A very interesting arbitration decision was issued Monday of this week in Eastern Canada.  As this decision was just issued to the parties Monday, we do not have nor have we reviewed the full arbitration decision.  However, from the linked article, it would appear that evidence in this arbitration satisfied the arbitrator that, despite the employee's family physician's evidence that impairment for his medical cannabis dosage and timing (limited amount only at night), was likely only to last 4 hours and not interfere with safety sensitive work the next day; employer evidence of expert medical opinion that cannabis impairment could last up to 24 hours, combined with evidence that the current testing science could not reliably measure cannabis impairment, was enough for the arbitrator to decide that placing the employee in a safety sensitive position was "undue hardship" permitting the employer to refuse the placement.
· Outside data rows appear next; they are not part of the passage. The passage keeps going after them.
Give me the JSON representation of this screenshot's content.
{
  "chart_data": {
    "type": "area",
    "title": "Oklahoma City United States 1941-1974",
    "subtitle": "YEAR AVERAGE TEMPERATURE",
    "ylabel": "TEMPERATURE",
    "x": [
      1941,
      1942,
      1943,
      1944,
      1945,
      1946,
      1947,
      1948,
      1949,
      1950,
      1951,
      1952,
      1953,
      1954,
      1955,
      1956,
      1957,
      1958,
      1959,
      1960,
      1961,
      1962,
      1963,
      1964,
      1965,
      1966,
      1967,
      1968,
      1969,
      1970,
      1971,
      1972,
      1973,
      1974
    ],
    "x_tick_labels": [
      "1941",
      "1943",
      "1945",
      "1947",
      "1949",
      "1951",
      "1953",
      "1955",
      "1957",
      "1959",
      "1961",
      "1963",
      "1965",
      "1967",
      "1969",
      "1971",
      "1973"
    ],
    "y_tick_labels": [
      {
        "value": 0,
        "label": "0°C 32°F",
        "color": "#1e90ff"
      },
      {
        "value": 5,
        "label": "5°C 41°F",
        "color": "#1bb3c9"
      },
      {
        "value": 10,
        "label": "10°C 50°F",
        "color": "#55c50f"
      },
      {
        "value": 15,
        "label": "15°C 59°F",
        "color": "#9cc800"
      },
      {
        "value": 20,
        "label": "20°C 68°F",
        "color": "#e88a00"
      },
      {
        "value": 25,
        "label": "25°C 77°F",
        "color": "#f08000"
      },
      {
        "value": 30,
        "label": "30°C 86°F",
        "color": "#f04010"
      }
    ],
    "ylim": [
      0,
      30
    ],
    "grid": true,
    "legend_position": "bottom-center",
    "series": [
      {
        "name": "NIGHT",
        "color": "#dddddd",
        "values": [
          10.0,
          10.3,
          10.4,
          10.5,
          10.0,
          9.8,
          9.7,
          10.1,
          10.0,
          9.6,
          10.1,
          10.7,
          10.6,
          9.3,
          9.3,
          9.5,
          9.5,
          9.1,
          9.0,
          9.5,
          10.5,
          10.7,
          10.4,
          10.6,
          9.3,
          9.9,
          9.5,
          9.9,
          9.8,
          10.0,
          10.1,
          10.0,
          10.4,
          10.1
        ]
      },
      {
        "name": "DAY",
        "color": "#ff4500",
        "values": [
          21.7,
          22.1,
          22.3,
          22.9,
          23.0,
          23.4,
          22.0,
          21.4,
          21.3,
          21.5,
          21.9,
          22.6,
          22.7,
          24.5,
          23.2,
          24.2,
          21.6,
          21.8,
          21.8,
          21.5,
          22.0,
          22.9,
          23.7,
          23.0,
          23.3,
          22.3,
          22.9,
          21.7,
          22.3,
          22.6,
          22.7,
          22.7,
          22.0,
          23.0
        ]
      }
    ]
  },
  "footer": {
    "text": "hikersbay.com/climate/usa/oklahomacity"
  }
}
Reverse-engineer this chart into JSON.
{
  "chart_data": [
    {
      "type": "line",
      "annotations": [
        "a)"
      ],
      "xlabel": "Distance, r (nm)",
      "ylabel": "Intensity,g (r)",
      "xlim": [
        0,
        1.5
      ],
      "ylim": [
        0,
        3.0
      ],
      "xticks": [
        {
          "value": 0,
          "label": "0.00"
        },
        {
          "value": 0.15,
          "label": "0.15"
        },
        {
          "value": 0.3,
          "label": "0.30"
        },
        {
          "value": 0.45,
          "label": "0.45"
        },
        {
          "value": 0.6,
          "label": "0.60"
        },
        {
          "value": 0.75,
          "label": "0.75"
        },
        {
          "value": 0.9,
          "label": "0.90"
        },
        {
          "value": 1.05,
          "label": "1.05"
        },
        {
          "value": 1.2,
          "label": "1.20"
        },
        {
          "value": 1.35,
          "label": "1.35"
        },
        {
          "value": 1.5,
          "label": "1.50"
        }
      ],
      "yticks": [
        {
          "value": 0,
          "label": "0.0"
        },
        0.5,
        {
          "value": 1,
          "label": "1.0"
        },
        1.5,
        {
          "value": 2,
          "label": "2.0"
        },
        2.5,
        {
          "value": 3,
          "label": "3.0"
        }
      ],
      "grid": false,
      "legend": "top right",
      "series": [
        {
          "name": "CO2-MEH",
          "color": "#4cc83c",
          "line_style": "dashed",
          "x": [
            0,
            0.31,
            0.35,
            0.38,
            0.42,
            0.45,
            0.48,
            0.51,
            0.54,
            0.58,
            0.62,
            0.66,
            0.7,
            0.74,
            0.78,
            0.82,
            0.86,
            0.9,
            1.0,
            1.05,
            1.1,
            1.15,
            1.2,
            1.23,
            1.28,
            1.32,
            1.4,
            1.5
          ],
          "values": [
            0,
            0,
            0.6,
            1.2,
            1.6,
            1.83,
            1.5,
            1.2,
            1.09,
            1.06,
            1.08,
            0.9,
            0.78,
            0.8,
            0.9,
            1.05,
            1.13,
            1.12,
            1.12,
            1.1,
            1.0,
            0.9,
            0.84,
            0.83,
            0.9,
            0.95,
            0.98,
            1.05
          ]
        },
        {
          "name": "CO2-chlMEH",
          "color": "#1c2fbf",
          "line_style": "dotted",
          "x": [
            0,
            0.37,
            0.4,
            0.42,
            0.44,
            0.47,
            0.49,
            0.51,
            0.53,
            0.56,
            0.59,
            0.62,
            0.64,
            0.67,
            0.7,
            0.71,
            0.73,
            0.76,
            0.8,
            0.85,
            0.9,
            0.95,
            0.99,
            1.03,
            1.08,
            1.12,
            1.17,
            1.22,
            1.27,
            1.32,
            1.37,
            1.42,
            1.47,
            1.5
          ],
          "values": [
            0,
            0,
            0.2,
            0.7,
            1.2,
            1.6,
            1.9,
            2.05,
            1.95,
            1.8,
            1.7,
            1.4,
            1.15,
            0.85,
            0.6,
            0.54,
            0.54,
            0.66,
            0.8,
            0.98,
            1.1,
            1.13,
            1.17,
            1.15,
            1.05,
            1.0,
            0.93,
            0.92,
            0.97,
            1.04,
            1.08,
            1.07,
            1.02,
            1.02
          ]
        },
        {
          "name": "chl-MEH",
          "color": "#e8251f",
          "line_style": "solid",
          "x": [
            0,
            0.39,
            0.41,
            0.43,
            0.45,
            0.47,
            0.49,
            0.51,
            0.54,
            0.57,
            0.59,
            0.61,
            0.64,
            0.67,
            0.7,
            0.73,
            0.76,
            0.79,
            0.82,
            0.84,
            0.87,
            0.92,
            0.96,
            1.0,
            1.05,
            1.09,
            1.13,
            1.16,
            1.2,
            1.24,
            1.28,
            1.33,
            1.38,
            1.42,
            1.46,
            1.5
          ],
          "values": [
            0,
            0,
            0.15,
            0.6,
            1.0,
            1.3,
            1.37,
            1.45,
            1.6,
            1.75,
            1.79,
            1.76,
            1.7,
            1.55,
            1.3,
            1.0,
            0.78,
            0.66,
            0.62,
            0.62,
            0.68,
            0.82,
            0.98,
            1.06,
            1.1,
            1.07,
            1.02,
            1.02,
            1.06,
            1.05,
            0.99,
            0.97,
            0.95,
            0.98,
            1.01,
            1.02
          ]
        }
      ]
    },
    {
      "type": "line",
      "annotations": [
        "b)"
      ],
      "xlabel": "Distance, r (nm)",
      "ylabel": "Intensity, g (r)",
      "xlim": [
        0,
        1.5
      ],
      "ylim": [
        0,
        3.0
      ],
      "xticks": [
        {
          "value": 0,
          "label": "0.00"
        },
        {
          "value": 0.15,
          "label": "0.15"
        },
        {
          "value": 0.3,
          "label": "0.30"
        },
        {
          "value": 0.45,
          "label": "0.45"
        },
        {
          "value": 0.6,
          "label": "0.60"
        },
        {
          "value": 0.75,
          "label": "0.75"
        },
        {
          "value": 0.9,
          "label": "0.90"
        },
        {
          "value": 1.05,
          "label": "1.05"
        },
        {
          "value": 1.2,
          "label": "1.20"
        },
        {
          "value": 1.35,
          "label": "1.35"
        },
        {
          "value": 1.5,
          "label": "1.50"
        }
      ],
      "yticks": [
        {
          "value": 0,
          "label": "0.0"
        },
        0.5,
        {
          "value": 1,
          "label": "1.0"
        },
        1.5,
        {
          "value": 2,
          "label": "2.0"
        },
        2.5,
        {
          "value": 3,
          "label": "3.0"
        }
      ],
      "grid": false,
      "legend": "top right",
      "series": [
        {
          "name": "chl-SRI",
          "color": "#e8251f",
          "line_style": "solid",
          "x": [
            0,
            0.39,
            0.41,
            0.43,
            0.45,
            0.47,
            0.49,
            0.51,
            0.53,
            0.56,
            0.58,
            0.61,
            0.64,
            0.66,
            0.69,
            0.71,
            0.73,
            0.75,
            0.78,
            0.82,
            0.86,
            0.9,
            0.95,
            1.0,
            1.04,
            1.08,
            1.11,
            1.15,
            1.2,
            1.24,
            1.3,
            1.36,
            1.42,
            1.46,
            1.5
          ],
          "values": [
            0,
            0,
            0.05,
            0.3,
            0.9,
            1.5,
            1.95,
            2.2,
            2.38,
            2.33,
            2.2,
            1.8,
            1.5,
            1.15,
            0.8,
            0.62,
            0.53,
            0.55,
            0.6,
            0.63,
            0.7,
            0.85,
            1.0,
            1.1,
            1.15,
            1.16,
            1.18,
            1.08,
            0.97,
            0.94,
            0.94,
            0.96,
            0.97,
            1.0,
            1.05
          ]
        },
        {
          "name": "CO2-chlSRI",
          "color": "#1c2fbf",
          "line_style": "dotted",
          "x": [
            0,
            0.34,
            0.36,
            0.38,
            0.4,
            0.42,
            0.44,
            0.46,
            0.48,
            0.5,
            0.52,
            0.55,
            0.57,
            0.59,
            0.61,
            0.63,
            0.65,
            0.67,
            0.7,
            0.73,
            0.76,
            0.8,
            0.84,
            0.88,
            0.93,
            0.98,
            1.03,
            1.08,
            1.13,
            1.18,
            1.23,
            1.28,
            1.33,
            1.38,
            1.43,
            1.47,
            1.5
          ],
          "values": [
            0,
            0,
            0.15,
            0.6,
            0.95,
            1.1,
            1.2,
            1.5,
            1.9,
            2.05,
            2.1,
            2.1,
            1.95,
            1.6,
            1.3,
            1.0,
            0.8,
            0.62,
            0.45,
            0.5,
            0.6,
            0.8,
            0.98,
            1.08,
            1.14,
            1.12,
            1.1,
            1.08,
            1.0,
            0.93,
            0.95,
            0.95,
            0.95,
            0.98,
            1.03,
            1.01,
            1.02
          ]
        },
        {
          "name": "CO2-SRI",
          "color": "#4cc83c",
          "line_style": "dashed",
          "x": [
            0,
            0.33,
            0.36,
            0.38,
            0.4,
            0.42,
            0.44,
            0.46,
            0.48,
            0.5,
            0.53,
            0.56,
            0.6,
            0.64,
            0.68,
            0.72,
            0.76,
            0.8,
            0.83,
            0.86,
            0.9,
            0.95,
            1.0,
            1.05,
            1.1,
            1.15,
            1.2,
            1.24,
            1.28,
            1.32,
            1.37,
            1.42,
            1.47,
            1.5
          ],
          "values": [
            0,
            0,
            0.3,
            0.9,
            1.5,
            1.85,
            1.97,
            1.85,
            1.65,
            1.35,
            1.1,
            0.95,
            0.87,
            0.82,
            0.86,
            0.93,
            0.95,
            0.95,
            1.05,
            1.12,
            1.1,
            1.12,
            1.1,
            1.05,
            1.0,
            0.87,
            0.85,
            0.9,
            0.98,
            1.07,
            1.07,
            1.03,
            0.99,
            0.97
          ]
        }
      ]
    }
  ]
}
This is a fascinating twist on the lack of accurate impairment testing issue.  To this point, the lack of accurate science to measure cannabis impairment has been an obstacle for employers, often preventing testing of employees within the case law to date.  In this case the employer has "flipped the script", so to speak, in that the employer successfully argued that the lack of science to accurately determine impairment, caused undue hardship to a safety sensitive employer in accommodating medical cannabis users, given that they could not reliably test for impairment. 

Our Employment and Labour Team will be reviewing this decision in full and will report further on this interesting development and whether this result and argument is likely to gain any traction within our Alberta system.